Jalan Kerap Macet Dan Rusak Berat Di Jalur Bocimi, Dishub Harus Tangkapi Truk Bertonase Over Level

Cibinong, rakyatbogor.net – Keluhan warga yang tinggal di sepanjang  ruas Bogor-Ciawi-Sukabumi (Bocimi), mulai dari perempatan Pasar Ciawi hingga pintu tol Cigombong, Kabupaten Bogor dan sukabumi bukan hal yang aneh. Kesemrawutan, dan bisingnya lingkungan lalu lintas pada lajur ini dianggap sebagai penyakit akut yang sepertinya tak bisa diobati.

Padahal, layaknya penyakit kronis yang sudah diketahui asal muasalnya, kemacetan, dan kesemrautan di jalan ini pun sudah diketahui ‘pelaku’-nya. Yakni truk bertonase besar milik perusahaan-perusahaan yang ada di kawasan itu.

Truk-truk ini kerap berjalan lambat karena daya angkut yang melebihi kapasitas. Akibatnya pun bisa ditebak, kemacetan yang mengular hingga berkilo-kilometer. Terlebih saat kendaraan besar ini memasuki beberapa ruas jalan yang menanjak.

Hal ini pula yang kemudian membuat warga mengeluh. Bahkan hingga nekat membuat sebuah petisi pada platform public Change.org,yang berisi tentang Keresahan menahun masyarakat atas pelanggaran muatan armada truk produsen air kemasan Aqua di jalur Sukabumi-Bogor-Jakarta.

Dalam petisi ini, warga menuntut polisi melakukan tindakan tegas terhadap angkutan truk armada perusahaan yang melintas di jalur Bocimi yang kerap kali dinilai merusak jalan dan menggangu kenyamanan pengendara serta menyebab kecelakaan yang tak jaran merenggut nyawa.

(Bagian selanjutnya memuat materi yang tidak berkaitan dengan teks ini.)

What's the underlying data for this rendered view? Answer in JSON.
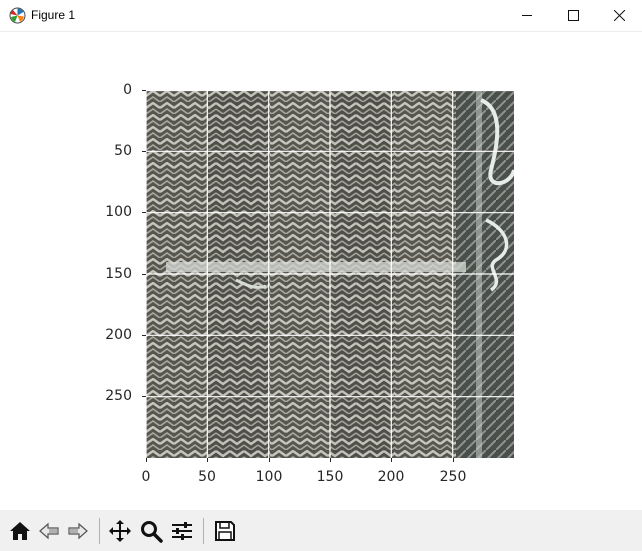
{
  "window": {
    "title": "Figure 1",
    "icons": [
      "matplotlib-icon",
      "minimize-icon",
      "maximize-icon",
      "close-icon"
    ]
  },
  "axes": {
    "yticks": [
      "0",
      "50",
      "100",
      "150",
      "200",
      "250"
    ],
    "xticks": [
      "0",
      "50",
      "100",
      "150",
      "200",
      "250"
    ],
    "image_content": "herringbone tweed fabric photo",
    "grid": true,
    "grid_color": "#ffffff"
  },
  "toolbar": {
    "icons": [
      "home-icon",
      "back-icon",
      "forward-icon",
      "pan-icon",
      "zoom-icon",
      "configure-subplots-icon",
      "save-icon"
    ]
  },
  "colors": {
    "fabric_dark": "#55554f",
    "fabric_light": "#c9c9c0",
    "thread_highlight": "#e6ece8"
  }
}
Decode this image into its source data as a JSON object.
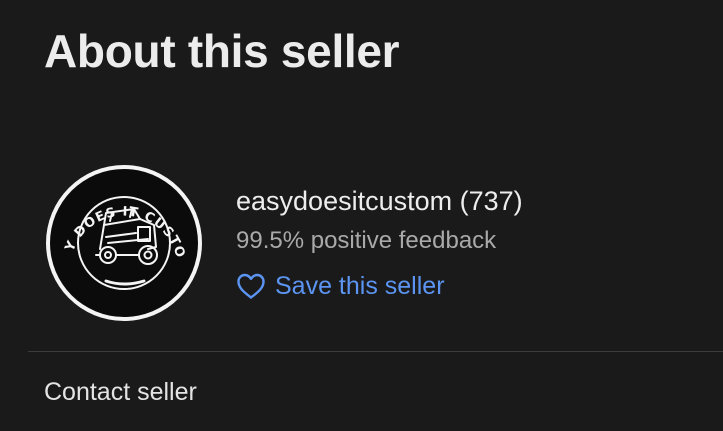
{
  "section": {
    "title": "About this seller"
  },
  "seller": {
    "logo": {
      "icon": "easy-does-it-customs-logo",
      "text": "EASY DOES IT CUSTOMS"
    },
    "name_with_count": "easydoesitcustom (737)",
    "feedback": "99.5% positive feedback",
    "save_label": "Save this seller",
    "save_icon": "heart-outline-icon"
  },
  "contact": {
    "label": "Contact seller"
  },
  "colors": {
    "background": "#1a1a1a",
    "text_primary": "#ececec",
    "text_secondary": "#a9a9a9",
    "link": "#5b94f1",
    "divider": "#3c3c3c"
  }
}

“Hari demi hari dalam 40 tahun terakhir, armada truk Aqua leluasa menebar teror di sepanjang jalur vital Sukabumi-Bogor-Jakarta tanpa pernah ada penghukuman yang tegas dari polisi,” kata petisi yang sempat menjadi tranding belum lama ini.

Dari data yang dikutip dari situs Change.org itu juga menunjukkan dalam tempo 24 jam, tercatat sedikitnya 250 orang yang ikut meneken petisi. Sebagiannya membagi pengalaman berhadapan dengan armada truk Aqua. “Ikut kadang merasakan kecemasan saat nyetir mobil dibelakang atau di samping truk Aqua,” kata akun Maria Yuanita.

Arief N., penandatangan petisi lainnya, punya cerita lain. “Tidak cuma area Bogor, sukabumi dan di Subang, Jawa Barat, truk Danone juga berperan merusak jalan.” katanya.

Akun lain, semisal dari Agung Nugroho, meminta polisi tak pandang bulu. “Tindak dong Pak … Pelanggaran seperti ini merusak jalan, membahayakan pengguna jalan dan menunjukkan ketidakmampuan Negara menegakkan aturan.”

Warga juga digambarkan harus berhadapan dengan kemacetan yang seperti abadi karena armada truk Aqua bergerak lamban lantaran memikul muatan berlebih. Yang lebih mencemaskan, menurut petisi, adalah armada truk Aqua, seperti lazimnya armada truk angkut barang dengan muatan berlebih, kerap mengalami pecah ban, patah as, rem blong, terguling dan banyak jenis kecelakaan lainnya yang bisa berujung kecelakaan fatal.

Petisi juga menyindir pemerintah yang dianggap royal dengan pelanggaran muatan truk Aqua. Disebutkan, pemerintah merogoh kocek ekstra paling tidak Rp 40 triliun untuk merapikan jalan dan jembatan yang rusak akibat operasi truk dengan muatan berlebih setiap tahunnya.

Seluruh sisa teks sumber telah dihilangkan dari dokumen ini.